D’autres opérations de ce type sont prévues, dans le cadre de l’accord avec l'hôpital français, a annoncé Dr Ennouri. Il a fait savoir, par ailleurs, qu'une telle opération coûte à l'étranger plus de 150 mille euros soit près de 450 mille dinars.

Cette initiative avait été annoncée, la première fois, par l’ancien ministre de la Santé, feu Slim Chaker, le 6 octobre dernier. Il n’a malheureusement pas vécu pour partager la joie de l’équipe médicale, du ministère et des parents de la patiente.

L’année dernière une opération de double greffe de foie et de rein a été effectuée avec succès à l’hôpital de Sahloul à Sousse.

Pourtant le don d’organes en Tunisie demeure faible. Seulement le tiers des Tunisiens parlent du don d’organes avec la famille et les proches, révèle un récent sondage.

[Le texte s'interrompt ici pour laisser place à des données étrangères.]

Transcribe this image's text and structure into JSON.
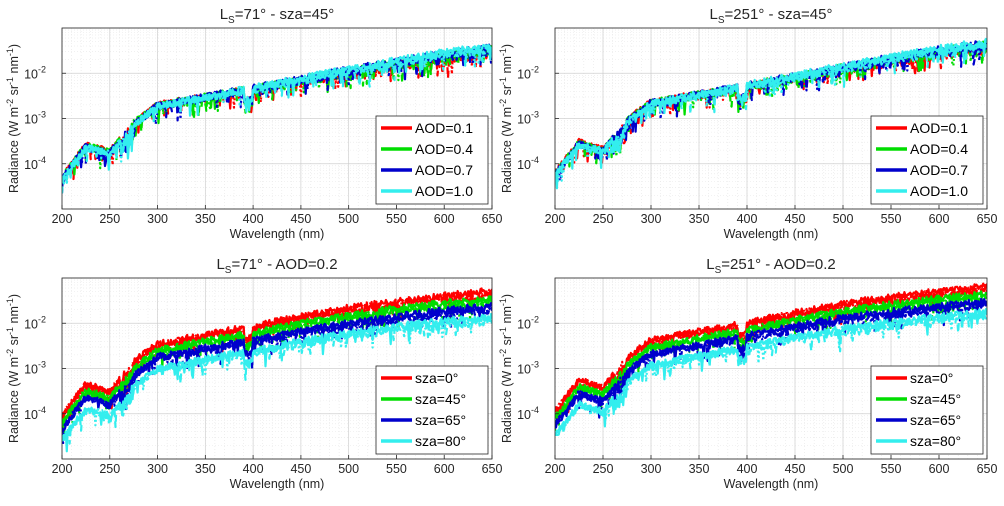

D'après la directrice générale du Centre national pour la promotion de la transplantation d’organes (CNPTO), Rafika Bardi, le problème de la baisse de donneurs au cours des dernières années s'explique par l’absence de la culture du don d’organes en Tunisie et dans les pays maghrébins, ce qui conduit à la mort du patient en attente d’une greffe. Elle met en cause “les traditions, les mentalités arriérées et les préjugés” ainsi qu’une “confusion” chez l’opinion publique entre le don d’organes et le trafic d’organes.